This article was contributed by the San Benito County Business Council.
The San Benito County Business Council has submitted a comment letter to the San Benito County Board of Supervisors requesting their continued support of implementing the 2035 General Plan and the Land Use Diagram Designation of Commercial Regional Zoning, therefore establishing highway commercial node boundaries for Highway 101. The nodes include Highway 101 at Betabel Road, Highway 101 at State Route 129 and Searle Road, Highway 101 at San Juan Road—Rocks Ranch, and Highway 101 at Livestock 101.
Following the new zoning designation, the Business Council further encourages in-depth review of the opportunities at each node based on individual unique merits and impacts.
The Business Council supports the opportunities for applicants to solicit public input, encourage feedback from local stakeholders and neighboring landowners in each region, incorporating comments in the process of developing project specific plans where possible.
Furthermore, the organization supports maintaining the rural nature of the corridor while allowing for limited commercial development, informing and welcoming visitors to San Benito County, providing traveler conveniences while blending into the atmosphere with appealing architecture.

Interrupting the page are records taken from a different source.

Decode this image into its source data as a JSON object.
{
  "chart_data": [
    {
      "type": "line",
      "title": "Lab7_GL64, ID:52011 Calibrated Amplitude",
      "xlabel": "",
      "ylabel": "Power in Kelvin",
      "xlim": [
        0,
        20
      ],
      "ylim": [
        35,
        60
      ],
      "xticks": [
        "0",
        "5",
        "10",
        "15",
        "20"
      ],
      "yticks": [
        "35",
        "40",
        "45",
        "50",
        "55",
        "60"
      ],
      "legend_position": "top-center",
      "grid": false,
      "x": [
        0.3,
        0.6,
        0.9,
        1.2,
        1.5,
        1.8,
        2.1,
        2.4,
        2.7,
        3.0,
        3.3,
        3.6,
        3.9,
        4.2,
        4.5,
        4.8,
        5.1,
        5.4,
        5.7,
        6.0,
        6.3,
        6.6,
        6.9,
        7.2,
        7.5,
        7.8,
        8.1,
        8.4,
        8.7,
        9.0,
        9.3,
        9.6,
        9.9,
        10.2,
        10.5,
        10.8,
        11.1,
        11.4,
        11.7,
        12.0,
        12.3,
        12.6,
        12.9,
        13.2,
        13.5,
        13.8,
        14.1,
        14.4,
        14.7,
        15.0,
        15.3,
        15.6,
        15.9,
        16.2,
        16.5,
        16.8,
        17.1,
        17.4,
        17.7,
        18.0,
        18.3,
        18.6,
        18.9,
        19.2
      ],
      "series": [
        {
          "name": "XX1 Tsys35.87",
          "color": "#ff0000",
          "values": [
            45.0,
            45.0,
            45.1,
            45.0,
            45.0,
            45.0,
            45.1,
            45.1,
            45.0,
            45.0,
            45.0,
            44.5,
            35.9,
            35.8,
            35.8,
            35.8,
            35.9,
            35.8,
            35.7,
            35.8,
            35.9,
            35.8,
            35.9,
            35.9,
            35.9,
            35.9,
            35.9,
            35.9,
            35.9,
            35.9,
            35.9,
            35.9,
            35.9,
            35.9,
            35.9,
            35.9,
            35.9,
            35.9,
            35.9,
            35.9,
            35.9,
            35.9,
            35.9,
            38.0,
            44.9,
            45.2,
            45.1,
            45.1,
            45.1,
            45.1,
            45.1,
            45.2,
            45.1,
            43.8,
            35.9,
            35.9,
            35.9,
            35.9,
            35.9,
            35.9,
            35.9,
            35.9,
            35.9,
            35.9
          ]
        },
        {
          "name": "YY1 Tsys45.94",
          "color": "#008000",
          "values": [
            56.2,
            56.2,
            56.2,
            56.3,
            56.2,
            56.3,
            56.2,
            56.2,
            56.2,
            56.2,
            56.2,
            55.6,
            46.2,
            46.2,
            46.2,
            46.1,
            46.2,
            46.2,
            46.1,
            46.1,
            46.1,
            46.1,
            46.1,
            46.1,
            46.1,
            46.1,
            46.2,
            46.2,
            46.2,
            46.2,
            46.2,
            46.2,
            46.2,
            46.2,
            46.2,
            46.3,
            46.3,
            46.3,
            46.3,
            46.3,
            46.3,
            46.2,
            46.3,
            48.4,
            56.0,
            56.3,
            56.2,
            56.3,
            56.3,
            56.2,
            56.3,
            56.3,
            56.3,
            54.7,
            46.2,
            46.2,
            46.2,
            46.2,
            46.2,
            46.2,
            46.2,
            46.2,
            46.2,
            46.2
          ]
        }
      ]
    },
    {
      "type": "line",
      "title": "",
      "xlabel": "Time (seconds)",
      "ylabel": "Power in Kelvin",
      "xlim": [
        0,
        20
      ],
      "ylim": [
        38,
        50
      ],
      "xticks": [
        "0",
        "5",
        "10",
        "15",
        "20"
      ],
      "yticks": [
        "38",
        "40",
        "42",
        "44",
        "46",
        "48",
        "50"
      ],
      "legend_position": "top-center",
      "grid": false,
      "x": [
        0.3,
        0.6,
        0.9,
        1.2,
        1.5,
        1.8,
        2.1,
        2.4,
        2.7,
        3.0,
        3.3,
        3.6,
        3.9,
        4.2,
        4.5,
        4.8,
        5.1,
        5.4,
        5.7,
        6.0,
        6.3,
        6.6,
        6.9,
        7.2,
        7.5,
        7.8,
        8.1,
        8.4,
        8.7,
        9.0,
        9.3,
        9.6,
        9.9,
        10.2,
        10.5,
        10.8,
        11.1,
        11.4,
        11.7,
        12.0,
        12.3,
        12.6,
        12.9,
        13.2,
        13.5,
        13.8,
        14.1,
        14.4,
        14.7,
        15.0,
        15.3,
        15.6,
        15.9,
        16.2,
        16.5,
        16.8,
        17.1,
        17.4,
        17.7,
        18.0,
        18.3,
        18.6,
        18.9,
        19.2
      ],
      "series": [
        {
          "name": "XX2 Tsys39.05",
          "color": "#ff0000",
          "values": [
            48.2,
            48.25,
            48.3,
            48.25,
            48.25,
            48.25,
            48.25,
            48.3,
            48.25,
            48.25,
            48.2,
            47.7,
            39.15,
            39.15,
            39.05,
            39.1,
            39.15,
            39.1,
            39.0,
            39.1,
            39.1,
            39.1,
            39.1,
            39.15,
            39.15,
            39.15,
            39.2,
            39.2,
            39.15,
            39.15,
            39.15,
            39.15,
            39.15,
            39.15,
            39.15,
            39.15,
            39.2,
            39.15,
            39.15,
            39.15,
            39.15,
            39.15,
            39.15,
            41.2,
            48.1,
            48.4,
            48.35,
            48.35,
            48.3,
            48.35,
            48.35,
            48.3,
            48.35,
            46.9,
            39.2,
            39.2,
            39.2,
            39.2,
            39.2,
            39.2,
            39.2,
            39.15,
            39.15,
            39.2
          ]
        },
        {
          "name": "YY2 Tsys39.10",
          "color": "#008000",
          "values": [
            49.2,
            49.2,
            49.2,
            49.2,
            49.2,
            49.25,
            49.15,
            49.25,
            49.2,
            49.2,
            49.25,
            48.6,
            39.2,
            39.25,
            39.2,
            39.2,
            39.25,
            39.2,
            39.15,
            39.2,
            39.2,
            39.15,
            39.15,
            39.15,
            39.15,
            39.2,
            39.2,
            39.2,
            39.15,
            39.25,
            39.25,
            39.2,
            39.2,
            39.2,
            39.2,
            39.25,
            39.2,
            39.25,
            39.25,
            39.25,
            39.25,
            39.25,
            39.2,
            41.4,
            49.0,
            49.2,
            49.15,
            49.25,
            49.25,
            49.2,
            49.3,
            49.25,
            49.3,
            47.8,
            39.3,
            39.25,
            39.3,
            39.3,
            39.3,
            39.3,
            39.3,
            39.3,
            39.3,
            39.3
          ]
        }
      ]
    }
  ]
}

The Business Council was engaged and commented extensively in the development of the 2035 San Benito County General Plan and encouraged the development of local economic development/benefit, job creation, local business growth, enhanced infrastructure, community benefit and preservation of quality of life throughout. The nodes were supported then as targeted, small economic opportunity zones which remains smart and sustainable planning.
To our knowledge, San Benito County holds the only expanse of the Highway 101 corridor absent of direct access to commercial activity, generation of sales tax and transient occupancy tax (TOT). There are an estimated 250,000 car trips passing through the corridor every weekend. The combined revenue of limited commercial activity in this region could add an estimated $5-6 million to the county General Fund to be put to work for public safety, economic and workforce development, social services, infrastructure and roads, open space, agricultural preservation, and more.